At present, there is limited evidence concerning the effect of teaching alphabet knowledge by itself. No study reviewed by the WWC and only one study reviewed by the NELP evaluated the effects of teaching solely alphabet knowledge to children (Schneider, Roth, & Ennemoser, 2000). Several studies of shared book reading with a focus on the print in the book indicate that this approach can be an effective strategy for teaching children print knowledge, concepts about print, and early decoding skills (Justice & Ezell, 2002; McCormick & Mason, 1989).

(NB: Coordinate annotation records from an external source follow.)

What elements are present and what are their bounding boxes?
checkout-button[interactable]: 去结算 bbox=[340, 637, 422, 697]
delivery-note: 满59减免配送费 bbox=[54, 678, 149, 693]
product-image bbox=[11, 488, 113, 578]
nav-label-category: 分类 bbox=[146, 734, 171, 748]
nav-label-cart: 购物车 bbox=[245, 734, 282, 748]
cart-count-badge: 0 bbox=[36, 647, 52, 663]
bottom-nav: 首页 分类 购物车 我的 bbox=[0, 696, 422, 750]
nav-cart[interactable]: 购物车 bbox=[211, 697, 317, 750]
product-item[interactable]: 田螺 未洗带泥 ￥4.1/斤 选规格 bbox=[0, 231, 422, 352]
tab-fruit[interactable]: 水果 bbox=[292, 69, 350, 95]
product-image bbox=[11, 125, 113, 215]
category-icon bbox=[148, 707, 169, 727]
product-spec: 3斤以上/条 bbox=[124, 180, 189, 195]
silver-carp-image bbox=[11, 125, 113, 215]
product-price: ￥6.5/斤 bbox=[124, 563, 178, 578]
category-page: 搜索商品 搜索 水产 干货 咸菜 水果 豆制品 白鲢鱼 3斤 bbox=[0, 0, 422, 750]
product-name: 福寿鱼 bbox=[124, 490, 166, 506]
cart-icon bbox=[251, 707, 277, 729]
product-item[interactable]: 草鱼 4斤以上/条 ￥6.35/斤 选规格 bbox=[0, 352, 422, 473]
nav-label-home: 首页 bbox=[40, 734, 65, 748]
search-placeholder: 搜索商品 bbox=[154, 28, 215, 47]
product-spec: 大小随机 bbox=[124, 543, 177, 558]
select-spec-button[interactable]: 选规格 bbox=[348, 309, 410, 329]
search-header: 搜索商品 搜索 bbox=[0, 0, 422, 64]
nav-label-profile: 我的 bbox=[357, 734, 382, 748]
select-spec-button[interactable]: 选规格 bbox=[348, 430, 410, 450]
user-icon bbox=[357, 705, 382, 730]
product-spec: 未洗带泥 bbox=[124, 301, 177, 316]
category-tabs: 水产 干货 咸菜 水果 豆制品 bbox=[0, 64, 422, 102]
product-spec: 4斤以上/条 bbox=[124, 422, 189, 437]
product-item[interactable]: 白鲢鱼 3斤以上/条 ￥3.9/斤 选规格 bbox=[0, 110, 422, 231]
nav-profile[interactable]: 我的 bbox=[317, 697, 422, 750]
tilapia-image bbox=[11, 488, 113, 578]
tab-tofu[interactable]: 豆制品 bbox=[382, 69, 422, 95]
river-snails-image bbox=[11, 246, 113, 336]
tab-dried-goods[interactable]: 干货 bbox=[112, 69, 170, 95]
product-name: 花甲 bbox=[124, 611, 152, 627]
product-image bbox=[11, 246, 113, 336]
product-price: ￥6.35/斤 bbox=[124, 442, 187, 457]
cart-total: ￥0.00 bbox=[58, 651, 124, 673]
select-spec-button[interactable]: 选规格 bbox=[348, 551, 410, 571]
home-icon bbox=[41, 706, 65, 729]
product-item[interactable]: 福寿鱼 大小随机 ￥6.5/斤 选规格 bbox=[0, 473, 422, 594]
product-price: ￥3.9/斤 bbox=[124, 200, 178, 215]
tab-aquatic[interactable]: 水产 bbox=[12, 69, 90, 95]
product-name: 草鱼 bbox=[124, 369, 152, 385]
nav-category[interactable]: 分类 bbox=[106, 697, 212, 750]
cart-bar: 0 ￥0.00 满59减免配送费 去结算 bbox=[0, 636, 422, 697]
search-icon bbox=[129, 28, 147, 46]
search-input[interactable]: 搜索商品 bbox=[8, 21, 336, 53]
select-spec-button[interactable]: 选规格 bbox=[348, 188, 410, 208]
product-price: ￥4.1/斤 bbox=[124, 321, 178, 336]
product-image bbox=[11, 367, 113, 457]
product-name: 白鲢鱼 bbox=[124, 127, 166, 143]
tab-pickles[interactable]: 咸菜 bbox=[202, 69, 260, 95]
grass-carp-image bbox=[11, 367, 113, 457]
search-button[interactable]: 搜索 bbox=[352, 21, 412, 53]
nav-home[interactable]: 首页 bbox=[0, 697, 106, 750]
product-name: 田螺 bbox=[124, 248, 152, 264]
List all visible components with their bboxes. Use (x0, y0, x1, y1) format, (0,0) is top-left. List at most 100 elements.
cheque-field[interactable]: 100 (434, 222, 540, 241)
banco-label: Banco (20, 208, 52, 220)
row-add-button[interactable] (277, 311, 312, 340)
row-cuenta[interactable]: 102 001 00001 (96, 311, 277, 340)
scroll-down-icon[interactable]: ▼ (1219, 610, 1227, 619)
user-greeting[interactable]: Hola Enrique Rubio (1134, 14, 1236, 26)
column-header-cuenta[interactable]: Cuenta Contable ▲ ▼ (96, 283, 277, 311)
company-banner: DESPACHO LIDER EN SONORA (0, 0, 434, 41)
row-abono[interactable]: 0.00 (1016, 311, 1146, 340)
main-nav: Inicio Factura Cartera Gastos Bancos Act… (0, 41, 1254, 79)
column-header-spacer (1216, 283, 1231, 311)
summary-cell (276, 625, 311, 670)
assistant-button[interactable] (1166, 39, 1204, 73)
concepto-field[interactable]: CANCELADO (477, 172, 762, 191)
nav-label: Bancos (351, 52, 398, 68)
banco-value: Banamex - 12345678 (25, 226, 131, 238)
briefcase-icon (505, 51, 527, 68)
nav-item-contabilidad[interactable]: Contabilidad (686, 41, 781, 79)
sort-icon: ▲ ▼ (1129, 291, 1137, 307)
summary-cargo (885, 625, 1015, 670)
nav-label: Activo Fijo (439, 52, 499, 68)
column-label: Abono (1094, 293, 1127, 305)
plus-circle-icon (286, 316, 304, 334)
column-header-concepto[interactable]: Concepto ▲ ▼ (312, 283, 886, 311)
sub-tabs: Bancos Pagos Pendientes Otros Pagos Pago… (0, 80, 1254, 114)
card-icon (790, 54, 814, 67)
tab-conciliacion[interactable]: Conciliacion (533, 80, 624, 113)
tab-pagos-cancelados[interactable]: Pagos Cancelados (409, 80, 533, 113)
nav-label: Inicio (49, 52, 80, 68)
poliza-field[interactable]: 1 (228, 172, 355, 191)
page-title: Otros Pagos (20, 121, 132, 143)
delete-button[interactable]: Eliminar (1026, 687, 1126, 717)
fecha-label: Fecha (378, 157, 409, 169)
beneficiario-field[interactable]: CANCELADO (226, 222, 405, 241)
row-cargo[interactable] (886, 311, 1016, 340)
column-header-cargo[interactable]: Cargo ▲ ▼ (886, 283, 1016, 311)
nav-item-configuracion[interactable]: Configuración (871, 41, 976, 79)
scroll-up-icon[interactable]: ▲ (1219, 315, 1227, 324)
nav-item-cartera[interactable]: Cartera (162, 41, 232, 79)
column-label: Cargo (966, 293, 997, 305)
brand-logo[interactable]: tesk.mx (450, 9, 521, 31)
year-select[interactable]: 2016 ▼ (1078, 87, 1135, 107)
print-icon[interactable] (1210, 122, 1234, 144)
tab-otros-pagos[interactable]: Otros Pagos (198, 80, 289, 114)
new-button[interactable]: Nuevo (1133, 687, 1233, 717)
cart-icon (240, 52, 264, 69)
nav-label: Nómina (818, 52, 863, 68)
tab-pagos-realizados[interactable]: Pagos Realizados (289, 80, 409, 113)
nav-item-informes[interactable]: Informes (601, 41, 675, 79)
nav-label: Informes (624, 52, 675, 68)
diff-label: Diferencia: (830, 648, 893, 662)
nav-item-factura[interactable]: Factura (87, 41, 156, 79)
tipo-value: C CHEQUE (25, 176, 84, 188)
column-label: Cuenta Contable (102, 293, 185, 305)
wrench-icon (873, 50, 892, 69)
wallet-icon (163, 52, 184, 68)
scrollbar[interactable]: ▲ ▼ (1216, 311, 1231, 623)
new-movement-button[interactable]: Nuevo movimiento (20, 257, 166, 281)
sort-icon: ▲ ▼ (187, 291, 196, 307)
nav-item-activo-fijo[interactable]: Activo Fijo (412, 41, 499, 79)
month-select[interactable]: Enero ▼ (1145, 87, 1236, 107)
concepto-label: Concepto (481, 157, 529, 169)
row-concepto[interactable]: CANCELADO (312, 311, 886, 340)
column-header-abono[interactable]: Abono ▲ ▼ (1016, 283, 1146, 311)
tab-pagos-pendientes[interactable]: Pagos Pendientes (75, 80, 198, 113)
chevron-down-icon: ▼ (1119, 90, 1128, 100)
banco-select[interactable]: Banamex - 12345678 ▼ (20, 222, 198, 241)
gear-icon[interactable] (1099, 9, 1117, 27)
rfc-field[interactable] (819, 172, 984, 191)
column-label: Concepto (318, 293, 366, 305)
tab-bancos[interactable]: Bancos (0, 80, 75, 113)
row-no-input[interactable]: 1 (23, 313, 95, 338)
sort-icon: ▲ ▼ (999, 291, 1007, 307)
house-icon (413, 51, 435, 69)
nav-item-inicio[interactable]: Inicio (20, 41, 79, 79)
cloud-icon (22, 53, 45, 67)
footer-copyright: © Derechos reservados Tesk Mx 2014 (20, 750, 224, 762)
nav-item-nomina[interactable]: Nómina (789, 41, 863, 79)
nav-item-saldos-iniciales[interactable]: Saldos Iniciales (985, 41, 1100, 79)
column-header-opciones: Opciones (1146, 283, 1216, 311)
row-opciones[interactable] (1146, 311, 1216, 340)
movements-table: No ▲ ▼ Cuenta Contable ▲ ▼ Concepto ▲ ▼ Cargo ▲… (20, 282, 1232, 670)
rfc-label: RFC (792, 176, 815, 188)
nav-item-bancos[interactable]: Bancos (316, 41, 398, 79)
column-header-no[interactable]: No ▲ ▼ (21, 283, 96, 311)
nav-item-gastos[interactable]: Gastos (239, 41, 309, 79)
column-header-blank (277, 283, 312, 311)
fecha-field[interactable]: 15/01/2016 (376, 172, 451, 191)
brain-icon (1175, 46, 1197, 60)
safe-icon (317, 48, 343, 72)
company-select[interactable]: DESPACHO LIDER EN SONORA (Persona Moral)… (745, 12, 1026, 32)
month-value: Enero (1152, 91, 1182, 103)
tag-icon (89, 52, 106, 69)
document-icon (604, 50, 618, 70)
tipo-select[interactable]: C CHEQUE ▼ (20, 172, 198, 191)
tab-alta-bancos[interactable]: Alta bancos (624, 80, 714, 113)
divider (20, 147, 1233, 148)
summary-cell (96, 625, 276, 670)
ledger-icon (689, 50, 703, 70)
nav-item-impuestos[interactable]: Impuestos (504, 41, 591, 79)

Conclusions & Future Directions
Results of these two recent reviews provide clear guidance to early childhood educators concerning the skills that underlie successful acquisition of reading and writing as well as instructional strategies that can be used to enhance these skills. There is one well-established intervention that can be used by teachers to enhance children’s comprehension-related skills, namely dialogic reading. The majority of code-focused interventions included in these reviews were designed and implemented by researchers, with significant variability in the specifics of the intervention activities. This suggests that there are many variations in the nature of instructional activities that will yield positive outcomes. It is important to distill the specific components of these interventions to enable articulation of what types of intervention activities have been demonstrated to produce positive effects on children’s code-related skills.
Ultimately, studies of these interventions delivered by traditional early childhood educators in typical early childhood settings will be needed to ensure that the effects translate to typical early childhood practice. Some of this work has already been conducted (e.g., see WWC reviews of early childhood curricula). Additional focus on identification, development, and validation of effective strategies for promoting children’s oral language, particularly more complex aspects of oral language is needed. Whereas current effect sizes are large, they may not be sufficiently large to overcome the myriad delays often observed in children at-risk of later academic difficulties.
The National Early Literacy Panel was funded by the National Institute for Literacy (NIFL), and it carried out its work under the auspices of the National Center for Family Literacy and in consultation with the National Institute for Child Health and Human Development, the U.S. Department of Education, and the Head Start Bureau, U.S. Department of Health and Human Services.